RNA polymerase initiates transcription at specific DNA sequences called promoters.
Summarize the initial steps of transcription in prokaryotes
- Transcription of mRNA begins at the initiation site.
- Two promoter consensus sequences are at the -10 and -35 regions upstream of the initiation site.
- The σ subunit of RNA polymerase recognizes and binds the -35 region.
- Five subunits (α, α, β, β’, and σ) make up the complete RNA polymerase holoenzyme.
- holoenzyme: a fully functioning enzyme, composed of all its subunits
- promoter: the section of DNA that controls the initiation of RNA transcription
Prokaryotic RNA Polymerase
Prokaryotes use the same RNA polymerase to transcribe all of their genes. In E. coli, the polymerase is composed of five polypeptide subunits, two of which are identical. Four of these subunits, denoted α, α, β, and β’, comprise the polymerase core enzyme. These subunits assemble each time a gene is transcribed; they disassemble once transcription is complete. Each subunit has a unique role: the two α-subunits are necessary to assemble the polymerase on the DNA; the β-subunit binds to the ribonucleoside triphosphate that will become part of the nascent “recently-born” mRNA molecule; and the β’ binds the DNA template strand. The fifth subunit, σ, is involved only in transcription initiation. It confers transcriptional specificity such that the polymerase begins to synthesize mRNA from an appropriate initiation site. Without σ, the core enzyme would transcribe from random sites and would produce mRNA molecules that specified protein gibberish. The polymerase comprised of all five subunits is called the holoenzyme.
Prokaryotic Promoters and Initiation of Transcription
The nucleotide pair in the DNA double helix that corresponds to the site from which the first 5′ mRNA nucleotide is transcribed is called the +1 site, or the initiation site.
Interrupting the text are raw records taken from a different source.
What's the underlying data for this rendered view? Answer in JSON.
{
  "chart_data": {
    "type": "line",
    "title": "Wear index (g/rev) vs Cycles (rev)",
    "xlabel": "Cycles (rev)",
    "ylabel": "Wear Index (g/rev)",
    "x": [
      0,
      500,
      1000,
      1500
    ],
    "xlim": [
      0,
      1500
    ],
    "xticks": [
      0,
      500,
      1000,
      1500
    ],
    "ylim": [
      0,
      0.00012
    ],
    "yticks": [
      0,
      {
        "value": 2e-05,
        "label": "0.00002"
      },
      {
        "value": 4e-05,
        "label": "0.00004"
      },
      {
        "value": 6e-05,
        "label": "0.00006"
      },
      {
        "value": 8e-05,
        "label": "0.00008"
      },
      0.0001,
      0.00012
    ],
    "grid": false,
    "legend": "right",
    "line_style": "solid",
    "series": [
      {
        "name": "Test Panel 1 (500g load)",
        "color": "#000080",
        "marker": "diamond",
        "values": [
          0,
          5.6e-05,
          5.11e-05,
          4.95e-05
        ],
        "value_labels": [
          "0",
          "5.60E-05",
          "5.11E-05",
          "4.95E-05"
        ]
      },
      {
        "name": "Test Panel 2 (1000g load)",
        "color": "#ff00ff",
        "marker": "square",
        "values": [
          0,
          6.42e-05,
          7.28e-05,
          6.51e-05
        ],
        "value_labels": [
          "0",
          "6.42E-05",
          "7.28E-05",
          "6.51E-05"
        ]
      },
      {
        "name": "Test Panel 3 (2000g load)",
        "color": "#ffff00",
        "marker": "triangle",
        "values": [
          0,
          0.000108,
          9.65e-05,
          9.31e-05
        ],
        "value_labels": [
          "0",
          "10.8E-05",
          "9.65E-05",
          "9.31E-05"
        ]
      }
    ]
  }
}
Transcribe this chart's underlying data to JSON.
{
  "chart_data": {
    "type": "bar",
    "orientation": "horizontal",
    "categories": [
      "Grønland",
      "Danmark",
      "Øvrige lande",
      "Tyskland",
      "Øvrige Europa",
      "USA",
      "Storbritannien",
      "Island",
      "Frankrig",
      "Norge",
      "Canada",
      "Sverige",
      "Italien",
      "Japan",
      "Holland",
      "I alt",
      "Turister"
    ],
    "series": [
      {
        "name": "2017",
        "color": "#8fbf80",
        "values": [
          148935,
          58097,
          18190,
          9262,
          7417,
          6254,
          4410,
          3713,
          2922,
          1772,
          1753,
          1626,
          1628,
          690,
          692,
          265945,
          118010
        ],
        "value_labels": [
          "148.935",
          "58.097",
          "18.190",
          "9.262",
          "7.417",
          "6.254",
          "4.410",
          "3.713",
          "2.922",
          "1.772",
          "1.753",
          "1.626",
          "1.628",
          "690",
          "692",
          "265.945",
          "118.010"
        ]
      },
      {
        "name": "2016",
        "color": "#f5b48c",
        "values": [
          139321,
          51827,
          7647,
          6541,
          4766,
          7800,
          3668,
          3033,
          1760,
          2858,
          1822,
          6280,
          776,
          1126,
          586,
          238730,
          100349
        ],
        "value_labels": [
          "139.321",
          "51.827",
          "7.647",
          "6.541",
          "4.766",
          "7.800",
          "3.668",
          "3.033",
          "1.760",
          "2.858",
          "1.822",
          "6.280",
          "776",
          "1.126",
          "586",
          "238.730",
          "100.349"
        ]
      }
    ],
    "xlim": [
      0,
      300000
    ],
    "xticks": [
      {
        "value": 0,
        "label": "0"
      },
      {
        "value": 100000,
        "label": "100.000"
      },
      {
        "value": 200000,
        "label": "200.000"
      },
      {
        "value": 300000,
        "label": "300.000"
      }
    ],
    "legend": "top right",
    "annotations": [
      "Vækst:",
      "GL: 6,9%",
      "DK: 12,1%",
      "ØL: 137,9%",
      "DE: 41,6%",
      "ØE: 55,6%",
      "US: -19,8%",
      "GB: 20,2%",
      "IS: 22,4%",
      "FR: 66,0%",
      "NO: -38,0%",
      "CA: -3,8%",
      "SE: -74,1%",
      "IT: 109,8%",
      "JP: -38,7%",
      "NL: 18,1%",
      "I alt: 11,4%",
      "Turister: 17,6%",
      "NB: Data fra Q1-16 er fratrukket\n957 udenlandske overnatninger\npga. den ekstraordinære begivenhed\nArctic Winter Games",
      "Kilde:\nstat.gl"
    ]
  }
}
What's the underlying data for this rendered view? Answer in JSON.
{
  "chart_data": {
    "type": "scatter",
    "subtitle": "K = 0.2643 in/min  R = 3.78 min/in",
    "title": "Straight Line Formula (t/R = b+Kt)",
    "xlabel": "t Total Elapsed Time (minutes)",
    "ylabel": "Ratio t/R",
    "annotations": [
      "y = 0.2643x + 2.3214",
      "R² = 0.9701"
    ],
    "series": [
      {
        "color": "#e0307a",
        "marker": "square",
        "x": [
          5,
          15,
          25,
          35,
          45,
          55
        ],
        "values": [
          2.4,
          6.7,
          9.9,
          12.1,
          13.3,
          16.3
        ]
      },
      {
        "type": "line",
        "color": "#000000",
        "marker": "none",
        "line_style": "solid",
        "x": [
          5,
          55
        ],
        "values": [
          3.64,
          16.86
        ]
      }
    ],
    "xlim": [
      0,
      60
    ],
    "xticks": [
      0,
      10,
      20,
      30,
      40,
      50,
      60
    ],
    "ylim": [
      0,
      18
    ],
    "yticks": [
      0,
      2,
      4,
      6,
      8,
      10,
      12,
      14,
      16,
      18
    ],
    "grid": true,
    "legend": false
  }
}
Nucleotides preceding the initiation site are given negative numbers and are designated upstream. Conversely, nucleotides following the initiation site are denoted with “+” numbering and are called downstream nucleotides.
A promoter is a DNA sequence onto which the transcription machinery binds and initiates transcription. In most cases, promoters exist upstream of the genes they regulate. The specific sequence of a promoter is very important because it determines whether the corresponding gene is transcribed all the time, some of the time, or infrequently. Although promoters vary among prokaryotic genomes, a few elements are conserved. At the -10 and -35 regions upstream of the initiation site, there are two promoter consensus sequences, or regions that are similar across all promoters and across various bacterial species. The -10 consensus sequence, called the -10 region, is TATAAT. The -35 sequence, TTGACA, is recognized and bound by σ. Once this interaction is made, the subunits of the core enzyme bind to the site. The A–T-rich -10 region facilitates unwinding of the DNA template; several phosphodiester bonds are made. The transcription initiation phase ends with the production of abortive transcripts, which are polymers of approximately 10 nucleotides that are made and released.
Promoter: The σ subunit of prokaryotic RNA polymerase recognizes consensus sequences found in the promoter region upstream of the transcription start sight. The σ subunit dissociates from the polymerase after transcription has been initiated.